Section 194A of the Income Tax Act: TDS on Interest Payments (Other than on Securities)
If you’ve ever earned interest on a fixed deposit, savings account, or any loan, you may have noticed some deductions made from your earnings. One of the reasons for these deductions is Section 194A of the Income Tax Act. This section deals with the Tax Deducted at Source (TDS) on interest income, ensuring that taxes on interest are paid at the time of payment or credit.
Whether you’re a person earning interest or a business paying interest, understanding this section is important for staying on top of your tax obligations.
What is Section 194A?
Section 194A governs the deduction of tax on interest payments, but it does not apply to interest on securities. Essentially, this means that if you’re receiving interest on things like fixed deposits, loans, or other types of deposits, TDS will be deducted, but interest on securities is handled differently.
Key Features of Section 194A:
Here are some important things you should know about Section 194A:
- Who is affected?
If you’re earning interest from sources like banks, cooperative societies, or other financial institutions, this section will apply to you. However, it doesn’t apply to non-residents receiving interest income. - Exemptions
Some types of interest income are exempt from TDS. For example, the interest you earn on savings accounts doesn’t fall under this section, nor does interest on some specific government bonds or deposits with cooperative societies. - Form 15G and 15H
If your total income doesn’t cross the taxable threshold, you can submit forms like 15G (for those under 60) or 15H (for senior citizens) to avoid TDS deductions. This is particularly helpful if your total income is below the taxable limit and you don’t want tax deducted at source.
Who Deducts TDS Under Section 194A?
TDS under Section 194A must be deducted by anyone paying you interest. This includes:
- Businesses: If you’re a business entity with annual sales over Rs. 1 crore (for businesses) or Rs. 50 lakh (for services), TDS will apply.
- Banks and Financial Institutions: If you have a deposit with a bank or a cooperative society, they will deduct TDS when the interest exceeds the threshold limits.
When is TDS Deducted?
TDS is deducted at the time the interest is credited to your account, or when it’s physically paid to you. This means, even if you don’t withdraw the interest amount, TDS can still be deducted when it’s credited to your account. For example, if the interest is added to your fixed deposit, it’s considered as “credited,” and the TDS is deducted accordingly.
TDS Rates under Section 194A:
The TDS rate depends on whether you provide your PAN number:
- If you provide a valid PAN, the TDS rate is typically 10%.
- If you don’t have a PAN, the rate increases to 20%.

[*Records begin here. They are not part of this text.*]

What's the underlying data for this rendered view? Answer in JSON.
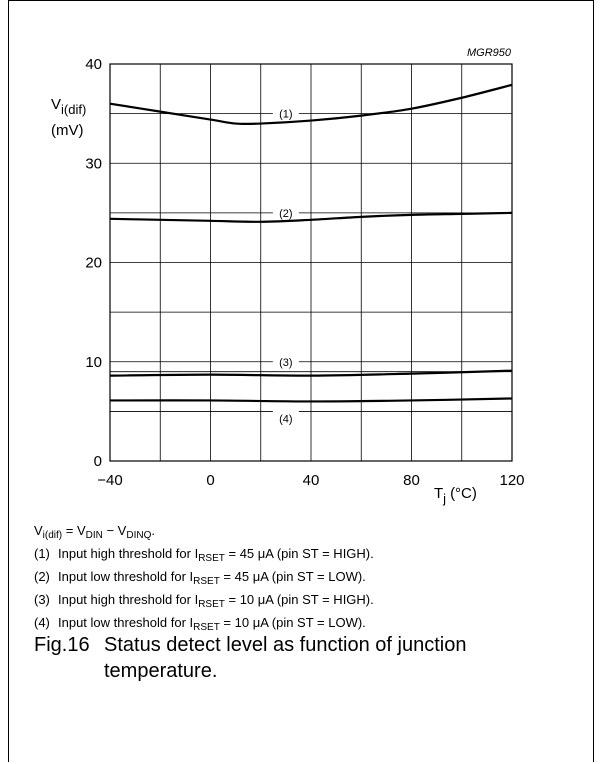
{
  "chart_data": {
    "type": "line",
    "figure_id": "MGR950",
    "ylabel_main": "V",
    "ylabel_sub": "i(dif)",
    "ylabel_unit": "(mV)",
    "xlabel_main": "T",
    "xlabel_sub": "j",
    "xlabel_unit": "(°C)",
    "xlim": [
      -40,
      120
    ],
    "ylim": [
      0,
      40
    ],
    "xticks": [
      -40,
      0,
      40,
      80,
      120
    ],
    "xtick_labels": [
      "−40",
      "0",
      "40",
      "80",
      "120"
    ],
    "yticks": [
      0,
      10,
      20,
      30,
      40
    ],
    "ytick_labels": [
      "0",
      "10",
      "20",
      "30",
      "40"
    ],
    "grid": true,
    "series": [
      {
        "name": "(1)",
        "x": [
          -40,
          -20,
          0,
          10,
          20,
          40,
          60,
          80,
          100,
          120
        ],
        "y": [
          36.0,
          35.2,
          34.4,
          34.0,
          34.0,
          34.3,
          34.8,
          35.5,
          36.6,
          37.9
        ]
      },
      {
        "name": "(2)",
        "x": [
          -40,
          -20,
          0,
          20,
          40,
          60,
          80,
          100,
          120
        ],
        "y": [
          24.4,
          24.3,
          24.2,
          24.1,
          24.3,
          24.6,
          24.8,
          24.9,
          25.0
        ]
      },
      {
        "name": "(3)",
        "x": [
          -40,
          0,
          40,
          80,
          120
        ],
        "y": [
          8.6,
          8.7,
          8.6,
          8.8,
          9.1
        ]
      },
      {
        "name": "(4)",
        "x": [
          -40,
          0,
          40,
          80,
          120
        ],
        "y": [
          6.1,
          6.1,
          6.0,
          6.1,
          6.3
        ]
      }
    ]
  },
  "notes": {
    "formula": {
      "v": "V",
      "v_sub": "i(dif)",
      "eq": " = V",
      "din_sub": "DIN",
      "minus": " − V",
      "dinq_sub": "DINQ",
      "end": "."
    },
    "items": [
      {
        "num": "(1)",
        "pre": "Input high threshold for I",
        "sub": "RSET",
        "post": " = 45 μA (pin ST = HIGH)."
      },
      {
        "num": "(2)",
        "pre": "Input low threshold for I",
        "sub": "RSET",
        "post": " = 45 μA (pin ST = LOW)."
      },
      {
        "num": "(3)",
        "pre": "Input high threshold for I",
        "sub": "RSET",
        "post": " = 10 μA (pin ST = HIGH)."
      },
      {
        "num": "(4)",
        "pre": "Input low threshold for I",
        "sub": "RSET",
        "post": " = 10 μA (pin ST = LOW)."
      }
    ]
  },
  "caption": {
    "fig": "Fig.16",
    "text": "Status detect level as function of junction temperature."
  }
}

For example, if you earn Rs. 60,000 as interest from a fixed deposit, and you’ve provided your PAN, the bank will deduct 10% TDS on the interest. If no PAN is provided, the deduction will be at 20%.
Thresholds for TDS:
- Rs. 40,000 – For most individuals, this is the minimum interest amount above which TDS applies.
- Rs. 50,000 – If you’re a senior citizen, the threshold is higher.
When TDS is Not Required?
TDS is not deducted in the following cases:
- If the interest income is below the prescribed threshold (Rs. 40,000 for regular individuals or Rs. 50,000 for senior citizens).
- If you’re a partner in a partnership firm, no TDS will be deducted on interest paid to you.
- If you receive interest from savings accounts, it’s not subject to TDS.
Time Limit to Deposit TDS:
If you’re deducting TDS, it needs to be deposited by the 7th of the next month for taxes deducted from April to February. For taxes deducted in March, the last date for deposit is April 30th.
Lower TDS Rate for Interest Income:
If your income is low or you believe you should be taxed at a lower rate, you can apply for a certificate under Section 197. This certificate will allow you to pay a reduced TDS rate or avoid TDS altogether.
Exemptions to 194A:
>If you submit Form 15G to the bank, stating your income is below the taxable limit, they won’t deduct TDS on your interest income.
>If you’re a member of a cooperative society, and you earn interest on your savings there, TDS doesn’t apply to that interest payment.
Conclusion-
Section 194A is a key section in the Income Tax Act, ensuring that tax is deducted on interest income at the time it is paid or credited. If you earn interest from banks, post offices, or financial institutions, make sure you’re aware of the thresholds and exemptions to avoid surprises at tax time.